EU challenges steel aid for Duferco, Ilva

OREANDA-NEWS. January 22, 2016.  The EU is challenging the legality of financial aid given to Switzerland-based trading and raw materials distribution firm Duferco and Italian steelmaker Ilva in recent years.

Duferco will have to repay €211mn (\\$230mn) granted to it by Belgium's Wallonia region in 2006-11, EU competition commissioner Margrethe Vestager said today. Financial aid from Walloon "artificially" boosted Duferco's revenues, she said. "When aid is illegal it must be recovered." And the financial support did not prevent Duferco from closing its steelmaking facilities in Wallonia in 2013, Vestager said.
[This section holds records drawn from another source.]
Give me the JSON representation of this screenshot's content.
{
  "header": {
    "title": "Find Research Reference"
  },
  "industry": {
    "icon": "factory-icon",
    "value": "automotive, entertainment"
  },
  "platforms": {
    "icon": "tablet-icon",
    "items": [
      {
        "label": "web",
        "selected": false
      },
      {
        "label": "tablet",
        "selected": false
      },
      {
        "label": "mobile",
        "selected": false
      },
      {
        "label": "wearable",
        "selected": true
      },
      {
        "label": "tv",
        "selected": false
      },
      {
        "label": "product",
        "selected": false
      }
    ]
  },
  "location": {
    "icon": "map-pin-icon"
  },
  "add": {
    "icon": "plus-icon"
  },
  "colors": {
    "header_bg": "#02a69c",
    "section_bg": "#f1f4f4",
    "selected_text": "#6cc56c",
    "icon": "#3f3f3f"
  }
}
The European Commission is launching an investigation into an estimated €2bn of Italian state support for troubled Ilva, Vestager said. The financial aid "might bring a very serious distortion to competition in a very competitive sector", she said. The investigation follows a complaint filed by European steel association Eurofer in May, alleging that the Italian government has given Ilva unlawful financial aid.
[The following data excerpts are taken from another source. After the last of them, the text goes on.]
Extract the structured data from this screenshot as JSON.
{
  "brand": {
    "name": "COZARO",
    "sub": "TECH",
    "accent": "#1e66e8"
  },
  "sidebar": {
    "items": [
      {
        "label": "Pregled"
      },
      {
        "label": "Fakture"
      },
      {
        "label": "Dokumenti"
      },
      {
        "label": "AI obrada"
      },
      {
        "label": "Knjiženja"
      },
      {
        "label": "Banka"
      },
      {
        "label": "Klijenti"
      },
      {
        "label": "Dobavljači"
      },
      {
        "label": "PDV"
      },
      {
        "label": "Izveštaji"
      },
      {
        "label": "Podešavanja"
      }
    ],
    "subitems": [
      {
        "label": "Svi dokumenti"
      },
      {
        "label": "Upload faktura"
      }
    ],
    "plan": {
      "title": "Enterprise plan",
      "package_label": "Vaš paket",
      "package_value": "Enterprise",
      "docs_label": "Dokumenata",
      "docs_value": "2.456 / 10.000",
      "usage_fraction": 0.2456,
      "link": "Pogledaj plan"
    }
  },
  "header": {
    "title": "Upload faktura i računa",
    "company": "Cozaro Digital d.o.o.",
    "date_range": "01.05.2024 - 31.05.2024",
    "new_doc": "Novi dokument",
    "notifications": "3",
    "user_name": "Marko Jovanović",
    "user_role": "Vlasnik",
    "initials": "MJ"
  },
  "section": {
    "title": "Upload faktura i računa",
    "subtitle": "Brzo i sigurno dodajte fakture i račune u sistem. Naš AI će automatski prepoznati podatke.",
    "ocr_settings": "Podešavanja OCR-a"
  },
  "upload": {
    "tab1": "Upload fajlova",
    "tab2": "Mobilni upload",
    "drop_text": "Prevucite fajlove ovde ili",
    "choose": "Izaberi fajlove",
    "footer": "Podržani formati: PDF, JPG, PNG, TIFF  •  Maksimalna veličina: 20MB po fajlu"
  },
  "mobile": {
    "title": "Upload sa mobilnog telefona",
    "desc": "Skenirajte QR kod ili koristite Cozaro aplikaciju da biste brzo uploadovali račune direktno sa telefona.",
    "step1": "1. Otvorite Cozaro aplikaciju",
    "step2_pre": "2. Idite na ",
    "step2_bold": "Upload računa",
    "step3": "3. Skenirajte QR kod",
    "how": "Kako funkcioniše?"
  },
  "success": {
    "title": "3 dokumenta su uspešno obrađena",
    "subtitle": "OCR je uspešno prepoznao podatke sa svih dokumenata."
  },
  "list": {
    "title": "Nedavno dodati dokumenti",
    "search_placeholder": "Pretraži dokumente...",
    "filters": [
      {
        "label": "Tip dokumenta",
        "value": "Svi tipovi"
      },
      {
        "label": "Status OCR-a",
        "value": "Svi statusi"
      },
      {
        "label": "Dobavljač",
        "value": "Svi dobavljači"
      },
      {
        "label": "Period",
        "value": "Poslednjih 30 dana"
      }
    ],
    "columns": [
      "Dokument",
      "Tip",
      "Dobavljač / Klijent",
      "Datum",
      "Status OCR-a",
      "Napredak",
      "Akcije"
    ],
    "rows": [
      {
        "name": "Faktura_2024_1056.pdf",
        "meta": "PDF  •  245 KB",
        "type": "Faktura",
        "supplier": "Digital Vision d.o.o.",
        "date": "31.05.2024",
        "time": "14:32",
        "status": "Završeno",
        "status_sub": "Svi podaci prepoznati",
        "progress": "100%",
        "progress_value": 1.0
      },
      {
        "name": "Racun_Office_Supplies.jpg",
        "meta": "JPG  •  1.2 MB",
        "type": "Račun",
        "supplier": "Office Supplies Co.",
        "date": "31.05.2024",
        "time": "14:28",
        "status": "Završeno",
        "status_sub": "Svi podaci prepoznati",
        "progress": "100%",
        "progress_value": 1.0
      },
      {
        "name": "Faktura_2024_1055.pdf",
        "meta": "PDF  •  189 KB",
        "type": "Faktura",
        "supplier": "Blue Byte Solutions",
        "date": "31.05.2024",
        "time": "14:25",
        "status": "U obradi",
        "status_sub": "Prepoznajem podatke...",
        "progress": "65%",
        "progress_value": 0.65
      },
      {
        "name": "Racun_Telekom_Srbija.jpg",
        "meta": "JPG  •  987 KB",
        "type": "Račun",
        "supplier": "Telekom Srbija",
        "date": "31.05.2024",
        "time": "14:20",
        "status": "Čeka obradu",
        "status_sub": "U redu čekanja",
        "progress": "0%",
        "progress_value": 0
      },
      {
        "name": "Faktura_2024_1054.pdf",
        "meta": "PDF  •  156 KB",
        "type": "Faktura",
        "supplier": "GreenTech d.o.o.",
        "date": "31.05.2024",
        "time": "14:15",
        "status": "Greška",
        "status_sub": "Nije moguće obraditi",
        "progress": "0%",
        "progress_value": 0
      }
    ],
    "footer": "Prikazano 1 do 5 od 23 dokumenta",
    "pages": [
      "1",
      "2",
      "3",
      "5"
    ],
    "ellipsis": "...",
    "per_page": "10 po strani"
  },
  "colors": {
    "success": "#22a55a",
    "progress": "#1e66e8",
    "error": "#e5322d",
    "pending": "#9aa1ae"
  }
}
EU rules forbid state aid for the rescue and restructuring of companies in the steel sector. Italy can give Ilva financial support to aid the extensive environmental clean-up that is under way at the firm's Taranto site, as long as Ilva then refunds the money, the commission said.
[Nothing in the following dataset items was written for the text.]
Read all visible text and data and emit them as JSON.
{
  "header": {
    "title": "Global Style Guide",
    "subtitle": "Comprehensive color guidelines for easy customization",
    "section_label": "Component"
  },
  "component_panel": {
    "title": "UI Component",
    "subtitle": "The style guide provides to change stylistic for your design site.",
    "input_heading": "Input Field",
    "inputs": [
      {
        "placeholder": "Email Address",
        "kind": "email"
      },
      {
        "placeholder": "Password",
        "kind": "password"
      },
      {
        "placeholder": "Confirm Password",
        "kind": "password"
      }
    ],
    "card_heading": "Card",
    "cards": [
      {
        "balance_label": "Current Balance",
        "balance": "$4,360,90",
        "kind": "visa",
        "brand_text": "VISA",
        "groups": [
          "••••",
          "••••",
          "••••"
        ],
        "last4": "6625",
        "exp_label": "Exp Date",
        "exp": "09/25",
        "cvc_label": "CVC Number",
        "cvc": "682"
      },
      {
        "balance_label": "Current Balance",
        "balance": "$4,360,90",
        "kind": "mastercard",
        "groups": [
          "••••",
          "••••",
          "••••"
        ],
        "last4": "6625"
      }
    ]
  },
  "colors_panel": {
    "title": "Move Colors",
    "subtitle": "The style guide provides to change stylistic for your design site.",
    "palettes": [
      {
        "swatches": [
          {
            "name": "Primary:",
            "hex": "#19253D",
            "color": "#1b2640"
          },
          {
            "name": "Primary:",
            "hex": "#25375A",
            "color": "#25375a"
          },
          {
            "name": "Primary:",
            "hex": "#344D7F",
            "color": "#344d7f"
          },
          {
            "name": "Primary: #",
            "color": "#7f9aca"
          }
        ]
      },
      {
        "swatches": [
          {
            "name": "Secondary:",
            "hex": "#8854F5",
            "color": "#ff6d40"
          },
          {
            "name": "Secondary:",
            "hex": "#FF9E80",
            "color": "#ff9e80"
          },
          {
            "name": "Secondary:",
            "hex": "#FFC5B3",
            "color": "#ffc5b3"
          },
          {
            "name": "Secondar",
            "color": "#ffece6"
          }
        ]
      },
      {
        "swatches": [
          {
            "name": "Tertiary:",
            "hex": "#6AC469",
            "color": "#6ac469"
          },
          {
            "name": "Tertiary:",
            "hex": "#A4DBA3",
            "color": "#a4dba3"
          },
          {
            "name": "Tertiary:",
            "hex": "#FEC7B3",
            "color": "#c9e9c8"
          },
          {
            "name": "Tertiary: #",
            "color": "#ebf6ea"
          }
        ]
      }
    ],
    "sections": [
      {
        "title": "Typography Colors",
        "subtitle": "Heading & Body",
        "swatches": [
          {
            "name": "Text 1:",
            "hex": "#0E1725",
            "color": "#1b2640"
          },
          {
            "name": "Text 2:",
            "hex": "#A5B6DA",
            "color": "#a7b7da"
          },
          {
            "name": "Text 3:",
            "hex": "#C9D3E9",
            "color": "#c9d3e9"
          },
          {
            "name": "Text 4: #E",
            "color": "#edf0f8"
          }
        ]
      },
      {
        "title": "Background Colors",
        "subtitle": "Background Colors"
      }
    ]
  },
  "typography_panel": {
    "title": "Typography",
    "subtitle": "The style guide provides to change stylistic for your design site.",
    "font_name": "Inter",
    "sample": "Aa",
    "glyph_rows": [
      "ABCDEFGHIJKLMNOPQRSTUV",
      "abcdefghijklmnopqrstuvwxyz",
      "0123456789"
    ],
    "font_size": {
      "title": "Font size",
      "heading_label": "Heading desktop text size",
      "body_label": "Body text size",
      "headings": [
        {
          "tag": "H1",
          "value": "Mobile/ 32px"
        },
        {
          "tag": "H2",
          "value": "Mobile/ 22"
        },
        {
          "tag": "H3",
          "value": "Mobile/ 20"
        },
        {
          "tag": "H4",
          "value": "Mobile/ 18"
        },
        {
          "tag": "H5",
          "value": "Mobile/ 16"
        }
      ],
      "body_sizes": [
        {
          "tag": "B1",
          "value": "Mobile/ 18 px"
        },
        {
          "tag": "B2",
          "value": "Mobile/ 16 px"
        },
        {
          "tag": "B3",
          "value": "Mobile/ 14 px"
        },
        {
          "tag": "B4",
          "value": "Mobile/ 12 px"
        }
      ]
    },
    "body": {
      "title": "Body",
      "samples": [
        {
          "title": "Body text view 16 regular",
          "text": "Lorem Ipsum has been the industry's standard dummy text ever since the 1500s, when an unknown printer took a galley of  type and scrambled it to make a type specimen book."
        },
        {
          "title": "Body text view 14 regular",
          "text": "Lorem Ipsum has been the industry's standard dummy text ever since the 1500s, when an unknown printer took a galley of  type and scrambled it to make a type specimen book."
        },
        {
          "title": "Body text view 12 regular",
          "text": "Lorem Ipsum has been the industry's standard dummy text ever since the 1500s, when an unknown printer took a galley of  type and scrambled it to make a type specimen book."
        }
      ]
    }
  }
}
Separately, Vestager said that the EU can speed up its anti-dumping procedures to help Europe's steel sector. But anti-dumping procedures must be robust, so that they are not used to protect individual entities, but to ensure a level-playing field in the steel sector, she said.

The commission is still "very determined" to use anti-dumping measures even if China is granted market economy status in December, Vestager said, although Eurofer previously insisted that such a move would make EU anti-dumping measures ineffective.